Unfortunately, the House Republicans are fixated on oil shale and consequently have held a number of hearings in the last year touting that the United States can become the “Saudi Arabia of oil shale.”  In order to underscore the myths that have been repeatedly perpetuated at these hearings, the Checks and Balances Project came up with the handy Oil Shale Bingo Card that captures the most overused oil shale myths.  If you did end up scoring at home last week for the PIONEERS Act hearing, it would not have taken long before your bingo card was fully checkered. 

Maybe what is most remarkable about the Republicans’ promotion of oil shale is that they are not even listening to industry backers of the oil shale industry at these hearings – who have said that efforts like the PIONEER Act are premature and even counterproductive given that there will not be an oil shale industry anytime soon.

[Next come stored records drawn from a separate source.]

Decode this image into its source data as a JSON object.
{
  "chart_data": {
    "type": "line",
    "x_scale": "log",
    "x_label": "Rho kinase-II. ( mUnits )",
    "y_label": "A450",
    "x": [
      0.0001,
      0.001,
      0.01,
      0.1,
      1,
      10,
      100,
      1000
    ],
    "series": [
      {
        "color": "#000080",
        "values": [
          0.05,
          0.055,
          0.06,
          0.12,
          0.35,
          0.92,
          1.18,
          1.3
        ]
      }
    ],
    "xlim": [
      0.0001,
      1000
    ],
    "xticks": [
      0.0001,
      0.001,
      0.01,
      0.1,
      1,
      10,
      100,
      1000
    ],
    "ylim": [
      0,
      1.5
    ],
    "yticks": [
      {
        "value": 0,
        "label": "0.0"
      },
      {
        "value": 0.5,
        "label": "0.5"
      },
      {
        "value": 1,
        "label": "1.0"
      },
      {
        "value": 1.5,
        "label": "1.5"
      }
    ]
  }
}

Industry giant Shell, the biggest backers of oil shale, has publicly commented that a viable commercial oil shale industry is decades away due to significant technological hurdles.  And given that oil shale is such a tenuous proposition, there is great concern amongst many in the industry that any intervention to “promote” oil shale by Congress would only undermine current research efforts.  

Dr. Jeremy Boak, a professor who heads the industry-sponsored Center for Oil Shale Technology and Research at the Colorado School of Mines, told the trade publication Greenwire last week that, “"It isn't obvious to me yet that we need to be putting a bunch of commercial leases out there because no one has a commercial process yet. And [industry] admits that," Boak said. "I don't see anybody eager to go out and lease land now when they're still running experiments."”

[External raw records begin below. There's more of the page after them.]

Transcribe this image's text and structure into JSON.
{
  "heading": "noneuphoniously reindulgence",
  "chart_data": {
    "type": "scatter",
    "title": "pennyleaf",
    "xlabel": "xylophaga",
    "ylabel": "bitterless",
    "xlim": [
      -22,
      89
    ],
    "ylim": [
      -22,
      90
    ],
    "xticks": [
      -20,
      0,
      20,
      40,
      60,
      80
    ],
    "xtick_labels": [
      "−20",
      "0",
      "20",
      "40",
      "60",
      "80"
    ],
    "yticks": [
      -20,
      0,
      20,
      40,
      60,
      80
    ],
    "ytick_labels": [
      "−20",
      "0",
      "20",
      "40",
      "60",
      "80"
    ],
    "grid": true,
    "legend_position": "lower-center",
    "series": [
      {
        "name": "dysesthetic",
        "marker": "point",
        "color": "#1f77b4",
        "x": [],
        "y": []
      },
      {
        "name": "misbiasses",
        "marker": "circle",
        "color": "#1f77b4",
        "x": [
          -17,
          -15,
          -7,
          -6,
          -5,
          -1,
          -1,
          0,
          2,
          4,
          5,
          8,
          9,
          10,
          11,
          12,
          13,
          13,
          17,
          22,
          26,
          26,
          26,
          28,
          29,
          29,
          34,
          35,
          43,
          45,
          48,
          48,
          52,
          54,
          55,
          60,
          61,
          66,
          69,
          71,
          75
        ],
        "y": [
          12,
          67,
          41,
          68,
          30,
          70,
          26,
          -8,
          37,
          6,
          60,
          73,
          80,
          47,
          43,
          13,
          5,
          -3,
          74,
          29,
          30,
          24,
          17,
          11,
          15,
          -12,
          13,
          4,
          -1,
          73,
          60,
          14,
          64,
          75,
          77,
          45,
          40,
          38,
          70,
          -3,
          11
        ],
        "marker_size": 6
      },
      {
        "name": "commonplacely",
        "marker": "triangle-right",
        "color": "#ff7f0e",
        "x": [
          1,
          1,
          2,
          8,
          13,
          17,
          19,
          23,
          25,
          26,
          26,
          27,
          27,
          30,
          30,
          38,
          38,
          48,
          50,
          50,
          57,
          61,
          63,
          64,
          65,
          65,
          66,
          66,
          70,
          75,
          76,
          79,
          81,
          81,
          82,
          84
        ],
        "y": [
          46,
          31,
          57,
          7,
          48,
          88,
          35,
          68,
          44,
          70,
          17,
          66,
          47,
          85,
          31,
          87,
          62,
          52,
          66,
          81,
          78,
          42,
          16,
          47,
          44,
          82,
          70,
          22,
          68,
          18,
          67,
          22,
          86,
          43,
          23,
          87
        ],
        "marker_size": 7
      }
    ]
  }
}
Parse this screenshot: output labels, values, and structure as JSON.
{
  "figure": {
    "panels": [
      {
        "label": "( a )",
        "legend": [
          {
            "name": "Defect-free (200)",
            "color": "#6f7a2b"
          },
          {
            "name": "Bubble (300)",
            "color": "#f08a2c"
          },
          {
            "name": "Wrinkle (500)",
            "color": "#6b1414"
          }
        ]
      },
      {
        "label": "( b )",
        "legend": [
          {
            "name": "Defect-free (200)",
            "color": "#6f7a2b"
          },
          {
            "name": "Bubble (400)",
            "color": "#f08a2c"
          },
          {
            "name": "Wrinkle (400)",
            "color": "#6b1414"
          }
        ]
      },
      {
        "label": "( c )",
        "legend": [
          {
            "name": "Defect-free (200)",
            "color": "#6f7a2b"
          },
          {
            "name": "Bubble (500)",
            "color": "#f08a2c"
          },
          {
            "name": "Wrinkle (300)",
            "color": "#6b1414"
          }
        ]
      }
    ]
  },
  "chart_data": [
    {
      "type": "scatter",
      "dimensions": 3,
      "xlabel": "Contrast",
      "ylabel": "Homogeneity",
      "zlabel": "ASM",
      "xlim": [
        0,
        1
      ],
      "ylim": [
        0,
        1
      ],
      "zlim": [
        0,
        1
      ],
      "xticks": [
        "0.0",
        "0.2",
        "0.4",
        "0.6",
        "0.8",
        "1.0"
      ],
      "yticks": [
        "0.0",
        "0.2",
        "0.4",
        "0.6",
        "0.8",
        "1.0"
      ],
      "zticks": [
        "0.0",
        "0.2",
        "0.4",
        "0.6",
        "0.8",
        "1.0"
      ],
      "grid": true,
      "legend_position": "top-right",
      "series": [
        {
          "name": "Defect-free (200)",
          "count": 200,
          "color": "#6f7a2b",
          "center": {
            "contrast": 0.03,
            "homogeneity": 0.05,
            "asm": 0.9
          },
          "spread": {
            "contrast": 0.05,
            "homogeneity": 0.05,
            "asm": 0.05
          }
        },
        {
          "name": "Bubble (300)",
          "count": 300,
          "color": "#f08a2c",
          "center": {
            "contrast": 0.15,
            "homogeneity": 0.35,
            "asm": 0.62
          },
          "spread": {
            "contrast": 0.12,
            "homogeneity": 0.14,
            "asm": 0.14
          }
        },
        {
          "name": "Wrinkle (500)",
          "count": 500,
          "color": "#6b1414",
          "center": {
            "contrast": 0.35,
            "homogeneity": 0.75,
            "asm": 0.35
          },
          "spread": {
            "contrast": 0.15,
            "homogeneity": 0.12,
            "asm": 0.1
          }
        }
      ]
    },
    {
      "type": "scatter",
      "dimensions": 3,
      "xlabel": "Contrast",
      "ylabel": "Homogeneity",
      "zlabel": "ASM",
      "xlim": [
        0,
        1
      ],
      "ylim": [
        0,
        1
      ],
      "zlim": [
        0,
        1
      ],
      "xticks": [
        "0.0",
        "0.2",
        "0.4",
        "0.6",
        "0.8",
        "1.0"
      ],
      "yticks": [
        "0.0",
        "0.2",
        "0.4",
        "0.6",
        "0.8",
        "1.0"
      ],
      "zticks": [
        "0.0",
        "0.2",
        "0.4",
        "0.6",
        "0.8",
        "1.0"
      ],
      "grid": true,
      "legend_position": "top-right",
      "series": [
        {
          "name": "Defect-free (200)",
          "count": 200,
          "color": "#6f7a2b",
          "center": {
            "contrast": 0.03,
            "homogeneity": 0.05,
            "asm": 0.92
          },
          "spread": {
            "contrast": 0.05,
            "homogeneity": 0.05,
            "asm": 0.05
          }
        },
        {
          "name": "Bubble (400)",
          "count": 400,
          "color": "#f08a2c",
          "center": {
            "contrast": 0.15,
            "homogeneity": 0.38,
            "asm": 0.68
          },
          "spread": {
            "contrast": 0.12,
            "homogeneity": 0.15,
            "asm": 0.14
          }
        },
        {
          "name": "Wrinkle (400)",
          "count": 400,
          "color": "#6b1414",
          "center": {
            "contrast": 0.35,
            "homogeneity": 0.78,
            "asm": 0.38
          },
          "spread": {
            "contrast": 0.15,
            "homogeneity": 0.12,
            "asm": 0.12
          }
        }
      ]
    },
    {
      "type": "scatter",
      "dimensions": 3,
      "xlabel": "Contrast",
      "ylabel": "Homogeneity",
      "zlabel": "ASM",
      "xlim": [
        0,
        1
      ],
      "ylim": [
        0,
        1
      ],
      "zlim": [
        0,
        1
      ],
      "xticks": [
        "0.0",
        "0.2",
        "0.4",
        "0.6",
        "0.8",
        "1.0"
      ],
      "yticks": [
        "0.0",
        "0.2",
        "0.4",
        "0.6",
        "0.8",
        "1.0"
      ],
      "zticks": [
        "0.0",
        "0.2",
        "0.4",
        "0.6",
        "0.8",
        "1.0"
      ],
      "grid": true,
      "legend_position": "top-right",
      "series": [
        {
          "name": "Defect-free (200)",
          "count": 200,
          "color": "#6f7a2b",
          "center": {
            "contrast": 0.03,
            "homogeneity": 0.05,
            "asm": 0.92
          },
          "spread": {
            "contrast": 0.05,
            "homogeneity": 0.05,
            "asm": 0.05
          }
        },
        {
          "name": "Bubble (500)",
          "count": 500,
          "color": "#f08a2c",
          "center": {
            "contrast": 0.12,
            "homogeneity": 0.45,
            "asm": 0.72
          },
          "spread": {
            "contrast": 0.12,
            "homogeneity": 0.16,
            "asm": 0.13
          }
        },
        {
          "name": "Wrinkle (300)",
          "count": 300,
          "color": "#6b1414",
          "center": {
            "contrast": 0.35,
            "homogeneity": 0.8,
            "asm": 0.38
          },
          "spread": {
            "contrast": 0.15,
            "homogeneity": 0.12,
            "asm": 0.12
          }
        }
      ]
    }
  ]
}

Similarly, RAND energy expert Dr. James Bartis testified in June at a Congressional hearing, “It would not be advisable to develop detailed regulations that would pertain to full-blown commercial development until more information is available on process performance and impacts.”  At a different Congressional hearing that week, Dr. Bartis also said, “I see no reason to promote oil shale as above other promising areas for advancing technology and creating jobs.”

While there is a need to come up with a bipartisan approach in securing adequate funding for responsible transportation programs, promoting more drilling as a solution for bridging the funding gap is extremely counterproductive.  However, that bad idea would be compounded if we started to depend upon the generation of revenues from an oil shale industry that exists as nothing more than a pipedream.